Necmüddîn Kübrâ’ya göre nefy bölümü kalp ve gönül hastalıklarına sebep olan, ruhu çeşitli meşgalelerle bağlayan, nefsi kuvvetlendirip güçlendiren zararlı madde ve mikropları yok eder. Bunlar kötü ahlâk ve hayvanî isteklerdir. İsbat bölümü ise kalbin sıhhat ve selâmetini temin ile rezil huylardan kurtarır.
“Lâ ilâhe illallâh” nefy ve isbattan meydana gelmiş olan bir ilaçtır, dervişlerin ruh hayatını onarır, tedavi eder. Şeyh, dervişlere bundan başka; Allah, Hû, Hakk, Hayy, Kayyum, Kahhâr gibi isimlerle de Allah’ı zikretmelerini telkin eder. Allah, Allah diye zikretmeye “zikr-i müfred” de denir.
Sûfilere göre zikir telkini yapan ilk kişi de Hz. Peygamber’dir. Rasûl-i Ekrem (s.a.s) dört halifesine de değişik usullerle zikir telkin etmiş, daha sonraki tarikatlar bu usullere göre zikirlerine yön ve şekil vermişlerdir.
Bu dört telkin (zikir) şöyledir:
1. Sıddîkiye: Hz. Peygamber, Mekke’den Medine’ye hicret ederken mağara arkadaşı Hz. Ebû Bekir’in kulağına üç defa zikir telkin etmiştir. Bu esnada Hz. Peygamber uylukları üzerinde, Hz. Ebû Bekir ise murabba (ayakları önde kavuşturarak oturma) şeklinde oturmuştur. Hafî (gizli) zikir bu olaya dayanmaktadır.

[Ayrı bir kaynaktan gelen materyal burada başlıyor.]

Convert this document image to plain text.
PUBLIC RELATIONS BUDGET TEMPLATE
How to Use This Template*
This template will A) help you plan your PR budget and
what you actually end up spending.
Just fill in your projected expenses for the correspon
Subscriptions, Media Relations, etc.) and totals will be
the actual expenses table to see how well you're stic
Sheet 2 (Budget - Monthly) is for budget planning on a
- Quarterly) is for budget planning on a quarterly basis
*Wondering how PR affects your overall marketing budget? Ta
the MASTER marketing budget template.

2. Kübreviye: Hz. Ömer müslüman olduğu esnada Hz. Peygamber ile kucaklaşmış, bu sırada Rasûlullâh (a.s), ona kelime-i tevhîdi sesli (cehrî) olarak telkin etmiştir. Fakat Hz. Ömer ayakta duramayıp çöktüğü için Kübrevîler murabba oturarak zikrederler.
3. Nurbahşiye: Hz. Osman’a da kalbî zikir “harfsiz ve sessiz” telkin etmiştir.
4. Cehriye: Hz. Peygamber, Hz. Ali’yi diz çöktürüp gözlerini yumdurmuş ve üç kere “Lâ ilâhe illallâh” demiştir. Daha sonra üç defa da aynı cümleyi ona tekrarlatmıştır. Zikri, cehrî (sesli) olarak yapan tarikatlar genel olarak silsileleriyle dördüncü halifeye bağlanırlar. (Aynî, Tasavvuf Tarihi, s.198-200)
Tarikatlarda şeyh, dervişlere ferdî olarak yapmaları gereken zikir ve diğer ibadetler talim ve tarif ettiği gibi toplu olarak yapılan zikir meclislerini de idare eder.
Ferdî Zikir
Müridin kendi başına yaptığı zikirdir. Mürid, kesin olarak şeyhin tarifinin dışına çıkmaz. Ruhî hayatı bütünüyle şeyhin kontrolündedir. Şeyh, müridin anlattıklarından, hissettiklerinden ve gördüğü rüyalardan hareketle değişik zikirler telkin eder. Müridin yaptığı zikre vird, okuduğu duâya ise hizb denir. Her tarikat pirine nisbet edilen hizb ve dualar vardır.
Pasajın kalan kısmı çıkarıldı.